This morning I sat out in my garden--well, to be accurate, I sat bundled up in my garden, with a crocheted shawl flung around my head, a tartan plaid enveloping my shoulders and a old fleecy blanket tucked around my knees. But I was IN my garden, hearing the birds, feeling the wind, enjoying the beauty of a long-yearned for spring in Illinois.
Spring in a cold-weather climate is such a picture of simplicity. "Let it be to me according to your word" is the quiet whisper of a creation that awakens when, and only when, the Master calls it into life. In this matter of gardens, we can prune, rake and wait, but until the sun warms the earth and calls the little things into visible existence again, they stay hidden, waiting for the sound of their Master's voice.
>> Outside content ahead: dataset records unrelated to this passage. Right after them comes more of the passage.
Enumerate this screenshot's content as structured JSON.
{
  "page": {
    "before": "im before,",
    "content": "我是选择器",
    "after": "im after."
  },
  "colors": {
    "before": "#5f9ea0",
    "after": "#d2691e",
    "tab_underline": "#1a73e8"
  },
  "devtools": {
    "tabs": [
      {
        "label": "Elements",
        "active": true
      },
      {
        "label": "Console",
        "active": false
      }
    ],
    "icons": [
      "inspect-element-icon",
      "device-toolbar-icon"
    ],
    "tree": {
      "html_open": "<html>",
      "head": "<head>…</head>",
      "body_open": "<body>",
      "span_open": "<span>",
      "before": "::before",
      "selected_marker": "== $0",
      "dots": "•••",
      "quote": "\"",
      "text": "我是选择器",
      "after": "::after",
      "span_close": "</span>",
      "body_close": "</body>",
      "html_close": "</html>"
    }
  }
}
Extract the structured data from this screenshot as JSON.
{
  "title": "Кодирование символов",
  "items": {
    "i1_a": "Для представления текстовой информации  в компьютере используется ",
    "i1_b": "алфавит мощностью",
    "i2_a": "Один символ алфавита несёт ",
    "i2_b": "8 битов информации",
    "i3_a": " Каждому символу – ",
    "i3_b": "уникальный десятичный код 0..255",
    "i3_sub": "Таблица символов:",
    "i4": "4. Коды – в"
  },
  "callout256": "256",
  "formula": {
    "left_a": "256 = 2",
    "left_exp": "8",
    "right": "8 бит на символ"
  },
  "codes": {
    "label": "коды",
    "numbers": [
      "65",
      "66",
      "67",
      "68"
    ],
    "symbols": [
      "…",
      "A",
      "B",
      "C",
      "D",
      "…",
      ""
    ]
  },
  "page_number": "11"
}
"We have nothing but we receive...As makers made in the image of the Maker, we are also initiators and creators. But never first. The raw material of our physical and spiritual life comes at the will of a divine initiative that we have done nothing to capture. We are simply favored by God." ("Songs of Assent," Simplicity, 31)
This morning I sat pondering the deep meaning of creaturely dependency from my rather lumpy devotional posture when I read these words: "For the Lord God is both sun and shield; he will give grace and glory." (Psalm 84:11)
Sun: calling forth into life all that is creaturely and dependent. Shield: protecting all that the sun is calling forth into life.
And my thoughts went to this week, when the church around the world will celebrate one of the "quiet holy days"--so underplayed for so many of our communities--yet a moment in the church year that changed every relationship between heaven and earth forever. The Feast of the Ascension.
This week we see our Lord Jesus triumphantly take his rightful place in heaven as the king of glory. The Second Adam is also our conquering elder brother. He has come home. The gifts of heaven have been opened to all who share in his inheritance. The sun that faithfully awakens physical and spiritual life and the shield that firmly protects it all proceeds from the glory of our Lord Jesus as he takes his stand at the right hand of the Father and, with the Holy Spirit, joins to pour out grace without measure on dependent, waiting earth of all kinds.
May our hearts be found simple this week. Our ascended Lord is our sun and our shield, and he does give grace and glory--no good thing does he withhold from us. Pentecost is coming, and one good grace after another still renews his favored, if yearning, creation--whether the work is underground or finally breaking the surface. Let it be to us according to his word.